Hannoveraner Propst über die Lichterkette vor dem Stadion

In guten Händen gefühlt

Das Länderspiel am Dienstagabend in Hannover wurde abgesagt - die Lichterkette der Religionsgemeinschaften vor dem Stadion hatte zuvor stattgefunden. Wie Propst Martin Tenge den Abend erlebt hat, erzählt er im domradio.de-Interview.

Lichterkette in Hannover / © Ole Spata (dpa)
Lichterkette in Hannover / © Ole Spata ( dpa )

domradio.de: Sie wollten mit Kerzen in der Hand vor das Stadion ziehen. Wie weit sind Sie denn gekommen?

Propst Martin Tenge (Regionaldechant in Hannover): Wir sind bis zum Stadion gekommen. Ausgangspunkt war der Rathausplatz und wir sind dann mit mehreren hundert Menschen in einem beeindruckenden Zug zum Stadion gegangen. Es war sehr friedlich, fast andächtig. Wir sind dann auch angekommen und konnten die Lichterkette bilden. Kurz nachdem wir da waren kam die Ansage, dass wir bitte wieder gehen möchten. Es gab nochmal einen ausdrücklichen Hinweis von Polizisten, die sagten: 'Toll, dass ihr da seid, aber wir bitten euch, jetzt zu gehen. Wir müssen hier evakuieren.'

domradio.de: Wieviele Menschen sind Ihrem Aufruf gefolgt?

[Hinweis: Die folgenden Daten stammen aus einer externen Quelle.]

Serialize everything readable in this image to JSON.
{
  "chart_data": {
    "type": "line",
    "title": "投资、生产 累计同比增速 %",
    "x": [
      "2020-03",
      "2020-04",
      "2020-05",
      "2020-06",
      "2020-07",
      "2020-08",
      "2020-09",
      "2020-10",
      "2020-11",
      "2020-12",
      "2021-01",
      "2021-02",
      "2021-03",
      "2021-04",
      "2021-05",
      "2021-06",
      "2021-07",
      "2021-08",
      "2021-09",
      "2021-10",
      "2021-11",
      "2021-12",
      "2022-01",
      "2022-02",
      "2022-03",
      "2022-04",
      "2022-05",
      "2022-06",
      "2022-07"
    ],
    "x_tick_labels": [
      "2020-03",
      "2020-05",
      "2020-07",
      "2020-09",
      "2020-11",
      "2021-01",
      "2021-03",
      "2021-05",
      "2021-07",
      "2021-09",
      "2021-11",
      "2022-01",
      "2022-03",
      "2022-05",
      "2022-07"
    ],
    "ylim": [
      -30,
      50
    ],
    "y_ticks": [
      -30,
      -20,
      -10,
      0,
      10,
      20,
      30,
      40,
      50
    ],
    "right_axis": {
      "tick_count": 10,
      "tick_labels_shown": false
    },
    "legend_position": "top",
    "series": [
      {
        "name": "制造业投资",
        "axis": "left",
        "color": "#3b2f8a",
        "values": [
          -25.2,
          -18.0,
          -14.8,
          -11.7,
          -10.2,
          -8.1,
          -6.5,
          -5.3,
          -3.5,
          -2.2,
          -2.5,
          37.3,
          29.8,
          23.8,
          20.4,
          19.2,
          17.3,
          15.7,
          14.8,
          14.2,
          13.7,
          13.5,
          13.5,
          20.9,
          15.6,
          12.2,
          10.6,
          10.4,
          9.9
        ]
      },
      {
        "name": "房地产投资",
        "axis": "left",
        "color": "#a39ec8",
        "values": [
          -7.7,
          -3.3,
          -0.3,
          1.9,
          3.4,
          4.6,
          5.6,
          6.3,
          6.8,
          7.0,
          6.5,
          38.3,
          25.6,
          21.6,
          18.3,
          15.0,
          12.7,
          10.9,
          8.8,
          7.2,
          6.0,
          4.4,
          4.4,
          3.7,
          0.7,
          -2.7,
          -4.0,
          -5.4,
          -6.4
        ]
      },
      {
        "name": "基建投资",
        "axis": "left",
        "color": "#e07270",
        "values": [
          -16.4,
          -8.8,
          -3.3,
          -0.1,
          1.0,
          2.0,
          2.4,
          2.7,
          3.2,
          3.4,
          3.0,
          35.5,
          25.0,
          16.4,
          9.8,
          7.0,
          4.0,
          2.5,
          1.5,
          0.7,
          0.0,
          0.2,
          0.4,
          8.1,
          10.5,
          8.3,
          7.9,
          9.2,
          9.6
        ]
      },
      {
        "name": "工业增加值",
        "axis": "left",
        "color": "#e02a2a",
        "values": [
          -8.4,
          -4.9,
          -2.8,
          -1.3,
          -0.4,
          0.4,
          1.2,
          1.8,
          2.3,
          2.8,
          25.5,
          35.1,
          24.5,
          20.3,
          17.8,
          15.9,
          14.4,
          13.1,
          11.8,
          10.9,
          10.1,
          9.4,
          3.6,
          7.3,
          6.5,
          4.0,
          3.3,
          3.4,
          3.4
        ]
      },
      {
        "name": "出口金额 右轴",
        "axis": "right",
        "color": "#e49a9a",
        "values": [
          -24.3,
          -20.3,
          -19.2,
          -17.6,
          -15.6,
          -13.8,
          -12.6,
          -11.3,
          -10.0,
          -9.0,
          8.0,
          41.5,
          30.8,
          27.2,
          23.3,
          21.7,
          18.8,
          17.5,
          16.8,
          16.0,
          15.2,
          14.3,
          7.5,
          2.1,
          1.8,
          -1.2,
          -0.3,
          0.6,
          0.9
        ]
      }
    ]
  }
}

Propst Tenge: Das müssen mindestens 500 gewesen sein, genau weiß ich es nicht. Als die Kerzen sichtbar waren, war das schon sehr beeindruckend.

domradio.de: Wie war das, als die Polizei Sie aufgefordert hat, zu gehen?

Propst Tenge: Wir haben verstanden, dass eine Situation eingetreten ist, die wir uns nicht gewünscht haben, die aber sehr deutlich zum Ausdruck gebracht wurde. Wir haben dann auch gesagt: 'Okay, jetzt gehen wir.' Auch die Fußballfans haben aus meiner Sicht direkt gesehen, dass das nicht schön ist, aber sie den klaren Ansagen der Polizei folgen müssen. Ich habe das als sehr ruhig erlebt. Es gab keine Panik und keine Auseinandersetzungen. Wie damit seitens der Verantwortlichen und seitens der Bevölkerung umgegangen worden ist, fand ich ganz großartig. 

domradio.de: Hatten Sie persönlich Angst?

Propst Tenge: Ich habe mich nicht bedroht gefühlt. Ich wusste mich bei den Sicherheitskräften in sehr guten Händen. Natürlich fragt man sich, was hier jetzt eigentlich passiert. Aber ein Angstgefühl hatte ich nicht.

domradio.de: Was ist Ihr persönliches Fazit des gestrigen Abends in Hannover?

Propst Tenge: Mein Fazit ist, dass wir den richtigen Schritt getan haben: Ein sichtbares Zeichen zu setzen, dass die Stadtbevölkerung zusammen mit den Fußballfans sagt, das wir eine demokratische Gesellschaft, in der Vielfalt möglich ist, wollen. Ich hoffe, dass dieses Signal weiter wirkt, denn wir brauchen es weiterhin. Denn dieser Anschlag, der da möglicherweise geplant war, hat tiefe Spuren hinterlassen. Menschen, die überhaupt nichts dafür können, werden zur Verantwortung gezogen, nach dem Motto: Ihr Muslime. Das kann ich nicht mehr hören. Das ist nicht richtig, aber es ist im Moment die Gefühlslage. Und deshalb hoffe ich, dass wir weiter Lichtzeichen in unserer Gesellschaft setzen können.

Das Interview führte Hilde Regeniter.